Dendrogram construction

The starting point of the dendrogram construction was the 265 clusters. For each gene, we computed average expression, trinarization with f = 0.2, trinarization with f = 0.05 and enrichment score. For each cluster we also know the number of cells, annotations, tissue distribution and samples of origin. We defined major classes of cell types based on prior knowledge: neurons, astroependymal, oligodendrocytes, vascular (without VLMC), immune cells and neural crest-like. For each class, we defined pan-enriched genes based on the trinarization 5% score. Each class (except neurons) was tested against neurons, to find all the genes where the fraction of clusters with trinarization score = 1 in the class was greater than the fraction of clusters with trinarization score > 0.9 among neurons. We bounded the number of detected genes in each cluster to the top 5000 genes expressed, followed by scaling the total sum of each cluster profile to 10,000. Next, we selected genes for linkage analysis: from each cluster select the top N=28 enriched genes (based on pre-calculated enrichment score), perform initial clustering using linkage (Euclidean distance, Ward in Matlab), and cut the tree based on distance criterion 50. This clustering aimed to capture the coarse structure of the hierarchy. For each of the resulting clusters, we calculated the enrichment score as the mean over the cluster divided by the total sum and selected the 1.5N top genes. These were added to the previously selected genes. Finally, we built the dendrogram using linkage (correlation distance and Ward method).

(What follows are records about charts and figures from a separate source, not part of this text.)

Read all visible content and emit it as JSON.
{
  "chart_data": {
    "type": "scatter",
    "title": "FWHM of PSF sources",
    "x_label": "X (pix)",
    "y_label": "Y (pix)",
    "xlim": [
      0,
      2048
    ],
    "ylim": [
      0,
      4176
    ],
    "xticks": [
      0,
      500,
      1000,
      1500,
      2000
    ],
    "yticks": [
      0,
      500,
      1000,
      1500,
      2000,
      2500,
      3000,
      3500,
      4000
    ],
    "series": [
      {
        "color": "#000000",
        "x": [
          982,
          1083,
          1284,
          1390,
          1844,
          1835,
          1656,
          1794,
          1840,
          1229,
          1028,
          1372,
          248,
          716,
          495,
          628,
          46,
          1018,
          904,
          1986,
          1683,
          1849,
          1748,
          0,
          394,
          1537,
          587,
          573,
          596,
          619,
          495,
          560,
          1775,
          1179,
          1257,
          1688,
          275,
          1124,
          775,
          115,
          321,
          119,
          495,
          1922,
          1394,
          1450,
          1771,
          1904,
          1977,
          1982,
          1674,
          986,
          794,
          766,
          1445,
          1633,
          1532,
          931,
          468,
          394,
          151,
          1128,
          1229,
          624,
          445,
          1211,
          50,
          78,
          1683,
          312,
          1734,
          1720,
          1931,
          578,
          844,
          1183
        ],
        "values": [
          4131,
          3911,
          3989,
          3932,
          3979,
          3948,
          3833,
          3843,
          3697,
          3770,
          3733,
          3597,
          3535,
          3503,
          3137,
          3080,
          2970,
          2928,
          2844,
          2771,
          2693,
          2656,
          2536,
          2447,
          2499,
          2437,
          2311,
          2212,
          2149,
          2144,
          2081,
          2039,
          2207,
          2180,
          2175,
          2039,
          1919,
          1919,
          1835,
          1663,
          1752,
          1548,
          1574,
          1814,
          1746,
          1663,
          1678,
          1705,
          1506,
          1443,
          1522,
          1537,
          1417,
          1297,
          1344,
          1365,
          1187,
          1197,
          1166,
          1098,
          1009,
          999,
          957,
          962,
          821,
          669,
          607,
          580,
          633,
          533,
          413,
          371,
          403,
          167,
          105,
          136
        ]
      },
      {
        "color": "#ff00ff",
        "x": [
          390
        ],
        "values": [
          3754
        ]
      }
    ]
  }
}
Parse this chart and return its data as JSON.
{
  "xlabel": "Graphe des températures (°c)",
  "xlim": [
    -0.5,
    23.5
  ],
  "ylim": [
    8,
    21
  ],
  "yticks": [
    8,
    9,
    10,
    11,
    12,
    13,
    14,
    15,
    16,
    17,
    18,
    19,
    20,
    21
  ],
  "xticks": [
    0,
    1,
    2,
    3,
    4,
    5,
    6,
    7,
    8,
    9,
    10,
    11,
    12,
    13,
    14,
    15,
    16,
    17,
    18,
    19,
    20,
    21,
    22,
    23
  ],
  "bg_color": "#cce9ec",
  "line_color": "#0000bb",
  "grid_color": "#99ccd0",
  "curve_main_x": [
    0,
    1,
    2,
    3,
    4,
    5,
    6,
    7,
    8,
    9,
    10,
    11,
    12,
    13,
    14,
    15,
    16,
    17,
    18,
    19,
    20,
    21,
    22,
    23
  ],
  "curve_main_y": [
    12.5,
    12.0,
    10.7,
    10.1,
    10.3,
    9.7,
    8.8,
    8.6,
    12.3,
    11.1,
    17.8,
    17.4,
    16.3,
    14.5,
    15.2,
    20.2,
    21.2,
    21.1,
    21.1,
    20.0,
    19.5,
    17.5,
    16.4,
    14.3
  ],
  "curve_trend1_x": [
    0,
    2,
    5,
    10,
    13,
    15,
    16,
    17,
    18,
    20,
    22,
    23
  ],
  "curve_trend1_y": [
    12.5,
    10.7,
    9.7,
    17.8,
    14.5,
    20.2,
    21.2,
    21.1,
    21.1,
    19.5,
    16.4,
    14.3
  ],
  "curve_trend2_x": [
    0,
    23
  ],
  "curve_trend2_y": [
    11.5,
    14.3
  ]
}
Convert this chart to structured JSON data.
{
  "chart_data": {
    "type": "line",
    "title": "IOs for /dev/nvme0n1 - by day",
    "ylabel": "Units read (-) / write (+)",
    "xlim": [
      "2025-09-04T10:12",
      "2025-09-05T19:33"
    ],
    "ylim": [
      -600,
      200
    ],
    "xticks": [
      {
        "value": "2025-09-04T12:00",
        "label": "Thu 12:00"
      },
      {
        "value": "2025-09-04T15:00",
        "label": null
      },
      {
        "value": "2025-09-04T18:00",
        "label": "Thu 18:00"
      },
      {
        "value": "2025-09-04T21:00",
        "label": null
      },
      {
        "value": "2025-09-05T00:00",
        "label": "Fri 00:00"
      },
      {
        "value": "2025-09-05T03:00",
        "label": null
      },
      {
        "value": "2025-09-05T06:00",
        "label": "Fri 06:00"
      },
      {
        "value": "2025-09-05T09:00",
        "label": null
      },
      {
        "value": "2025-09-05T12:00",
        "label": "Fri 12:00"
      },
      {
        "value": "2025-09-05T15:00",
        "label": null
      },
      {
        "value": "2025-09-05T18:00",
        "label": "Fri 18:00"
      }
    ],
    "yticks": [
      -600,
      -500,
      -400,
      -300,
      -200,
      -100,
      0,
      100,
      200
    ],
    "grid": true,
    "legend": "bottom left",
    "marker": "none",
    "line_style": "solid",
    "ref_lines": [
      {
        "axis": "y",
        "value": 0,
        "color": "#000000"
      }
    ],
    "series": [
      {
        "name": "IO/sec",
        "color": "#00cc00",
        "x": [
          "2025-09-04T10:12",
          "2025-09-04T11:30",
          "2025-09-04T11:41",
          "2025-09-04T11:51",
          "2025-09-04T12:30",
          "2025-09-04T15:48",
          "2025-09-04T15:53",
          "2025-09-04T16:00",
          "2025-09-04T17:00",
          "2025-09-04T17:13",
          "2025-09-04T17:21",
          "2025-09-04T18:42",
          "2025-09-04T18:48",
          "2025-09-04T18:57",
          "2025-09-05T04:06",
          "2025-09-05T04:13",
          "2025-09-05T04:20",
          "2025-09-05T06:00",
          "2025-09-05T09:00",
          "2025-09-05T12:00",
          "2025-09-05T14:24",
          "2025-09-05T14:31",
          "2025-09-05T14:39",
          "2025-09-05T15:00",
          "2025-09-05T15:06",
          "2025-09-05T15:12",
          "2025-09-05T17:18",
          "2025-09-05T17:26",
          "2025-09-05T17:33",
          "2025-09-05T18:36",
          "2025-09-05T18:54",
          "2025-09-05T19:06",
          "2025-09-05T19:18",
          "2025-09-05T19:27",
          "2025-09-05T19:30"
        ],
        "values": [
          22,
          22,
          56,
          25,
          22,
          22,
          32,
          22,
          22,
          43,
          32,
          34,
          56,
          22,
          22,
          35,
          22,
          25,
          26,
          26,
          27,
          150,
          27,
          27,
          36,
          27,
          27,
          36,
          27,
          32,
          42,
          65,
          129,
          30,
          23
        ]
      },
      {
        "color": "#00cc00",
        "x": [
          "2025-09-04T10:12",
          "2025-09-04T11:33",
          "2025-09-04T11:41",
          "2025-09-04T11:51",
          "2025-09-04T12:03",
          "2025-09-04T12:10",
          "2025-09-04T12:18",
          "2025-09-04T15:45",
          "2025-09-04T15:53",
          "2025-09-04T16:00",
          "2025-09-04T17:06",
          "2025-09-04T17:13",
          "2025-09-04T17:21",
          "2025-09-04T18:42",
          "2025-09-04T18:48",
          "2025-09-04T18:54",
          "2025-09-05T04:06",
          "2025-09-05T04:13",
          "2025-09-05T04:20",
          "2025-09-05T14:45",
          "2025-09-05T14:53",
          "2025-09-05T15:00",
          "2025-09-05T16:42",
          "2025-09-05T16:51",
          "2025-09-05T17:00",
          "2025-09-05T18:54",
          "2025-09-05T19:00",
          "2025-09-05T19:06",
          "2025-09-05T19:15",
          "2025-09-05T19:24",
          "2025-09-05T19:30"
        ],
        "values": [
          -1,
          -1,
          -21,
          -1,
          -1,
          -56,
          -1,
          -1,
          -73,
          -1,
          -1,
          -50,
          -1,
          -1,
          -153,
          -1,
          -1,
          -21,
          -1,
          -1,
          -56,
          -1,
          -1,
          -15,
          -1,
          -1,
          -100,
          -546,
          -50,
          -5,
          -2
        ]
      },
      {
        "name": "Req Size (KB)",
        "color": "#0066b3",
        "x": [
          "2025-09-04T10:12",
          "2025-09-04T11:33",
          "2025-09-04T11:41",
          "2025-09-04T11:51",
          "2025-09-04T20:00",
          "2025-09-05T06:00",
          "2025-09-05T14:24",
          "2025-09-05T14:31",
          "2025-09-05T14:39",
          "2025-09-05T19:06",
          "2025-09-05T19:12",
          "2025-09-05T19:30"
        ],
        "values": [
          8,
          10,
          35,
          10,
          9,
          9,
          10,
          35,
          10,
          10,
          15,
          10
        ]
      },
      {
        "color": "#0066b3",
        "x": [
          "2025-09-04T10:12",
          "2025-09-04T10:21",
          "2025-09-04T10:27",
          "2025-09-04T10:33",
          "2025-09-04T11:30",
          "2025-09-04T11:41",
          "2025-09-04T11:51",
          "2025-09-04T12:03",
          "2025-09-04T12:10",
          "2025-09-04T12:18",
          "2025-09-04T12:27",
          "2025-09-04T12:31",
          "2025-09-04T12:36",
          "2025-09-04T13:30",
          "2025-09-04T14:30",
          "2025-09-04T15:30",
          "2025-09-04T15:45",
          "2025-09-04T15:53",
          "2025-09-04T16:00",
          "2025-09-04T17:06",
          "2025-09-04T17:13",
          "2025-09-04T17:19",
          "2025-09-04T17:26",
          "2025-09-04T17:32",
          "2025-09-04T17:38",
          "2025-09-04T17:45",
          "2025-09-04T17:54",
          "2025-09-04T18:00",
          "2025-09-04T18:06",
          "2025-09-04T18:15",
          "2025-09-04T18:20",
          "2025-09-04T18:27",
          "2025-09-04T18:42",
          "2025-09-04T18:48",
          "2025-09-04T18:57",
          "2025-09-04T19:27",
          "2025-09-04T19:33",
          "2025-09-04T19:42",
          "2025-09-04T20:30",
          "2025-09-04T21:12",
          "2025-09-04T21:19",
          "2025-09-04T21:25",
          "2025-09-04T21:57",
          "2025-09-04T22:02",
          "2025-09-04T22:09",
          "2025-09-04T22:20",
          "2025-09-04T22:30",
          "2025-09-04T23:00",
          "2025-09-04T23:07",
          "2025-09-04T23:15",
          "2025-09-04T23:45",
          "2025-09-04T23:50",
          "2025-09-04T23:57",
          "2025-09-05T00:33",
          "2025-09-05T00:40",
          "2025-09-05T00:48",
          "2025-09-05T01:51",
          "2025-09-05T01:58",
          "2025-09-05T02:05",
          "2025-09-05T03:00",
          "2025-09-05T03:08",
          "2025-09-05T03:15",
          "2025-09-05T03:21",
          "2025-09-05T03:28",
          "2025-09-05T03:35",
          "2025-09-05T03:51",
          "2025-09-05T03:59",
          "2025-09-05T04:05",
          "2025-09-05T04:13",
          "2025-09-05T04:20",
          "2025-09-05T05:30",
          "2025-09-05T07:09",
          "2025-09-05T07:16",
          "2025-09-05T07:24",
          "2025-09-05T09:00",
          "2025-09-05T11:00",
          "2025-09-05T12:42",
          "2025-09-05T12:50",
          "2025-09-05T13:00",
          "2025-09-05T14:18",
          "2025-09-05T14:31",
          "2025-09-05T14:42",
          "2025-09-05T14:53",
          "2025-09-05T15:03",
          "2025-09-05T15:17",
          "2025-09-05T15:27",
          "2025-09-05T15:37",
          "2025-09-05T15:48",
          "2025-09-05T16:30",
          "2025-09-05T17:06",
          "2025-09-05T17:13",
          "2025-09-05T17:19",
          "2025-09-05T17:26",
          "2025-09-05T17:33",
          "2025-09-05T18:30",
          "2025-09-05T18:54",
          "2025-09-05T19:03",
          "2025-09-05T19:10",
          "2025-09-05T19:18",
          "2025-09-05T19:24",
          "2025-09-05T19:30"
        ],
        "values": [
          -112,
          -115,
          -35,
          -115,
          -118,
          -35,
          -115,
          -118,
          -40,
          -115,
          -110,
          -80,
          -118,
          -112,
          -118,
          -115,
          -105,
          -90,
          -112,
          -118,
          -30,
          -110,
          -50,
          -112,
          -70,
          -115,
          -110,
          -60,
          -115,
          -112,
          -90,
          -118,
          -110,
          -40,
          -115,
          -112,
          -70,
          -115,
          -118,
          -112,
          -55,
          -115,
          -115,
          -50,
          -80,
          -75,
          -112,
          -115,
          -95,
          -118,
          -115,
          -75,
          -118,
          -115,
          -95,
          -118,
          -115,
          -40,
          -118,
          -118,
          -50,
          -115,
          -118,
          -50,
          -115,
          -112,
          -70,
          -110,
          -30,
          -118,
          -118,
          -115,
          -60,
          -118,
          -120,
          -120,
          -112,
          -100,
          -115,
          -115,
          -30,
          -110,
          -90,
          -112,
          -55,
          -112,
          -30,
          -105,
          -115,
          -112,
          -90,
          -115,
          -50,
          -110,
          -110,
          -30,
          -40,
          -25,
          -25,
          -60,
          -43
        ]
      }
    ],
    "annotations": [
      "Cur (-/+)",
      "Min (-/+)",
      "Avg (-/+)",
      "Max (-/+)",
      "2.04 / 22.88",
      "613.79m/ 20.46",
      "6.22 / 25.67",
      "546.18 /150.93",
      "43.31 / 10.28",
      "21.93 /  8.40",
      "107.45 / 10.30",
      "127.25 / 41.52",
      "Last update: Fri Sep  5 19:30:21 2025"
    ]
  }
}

Spatial correlation analysis

The Allen brain institute atlas was summarize into a 200um cube voxel dataset, providing the gene expression profile of all genes for each voxel. In this analysis we use simple correlation between the voxel gene expression (from in-situ hybridization) and the cluster gene expression profile (from scRNAseq). Each gene has an “energy” value representing the expression in each voxel. In order to achieve finer resolution and smoother images we used linear interpolation of the coarse (200um) in-situ data into the Allen brain reference atlas finer 25um grid. For annotation we always kept the color code of the Allen reference atlas. Genes in each domain with high quality in-situ were selected using a thresholding procedure. From these were selected the genes that also were selected during dendrogram construction, and the remaining were used to calculate correlation between each and voxel and each cell type. Finally a region fold enrichment was calculated: for each cell-types take the top 100 pixels and calculate the fold enrichment of the region ID that are among them by normalizing to frequency within the 100 to the overall frequency of each region ID.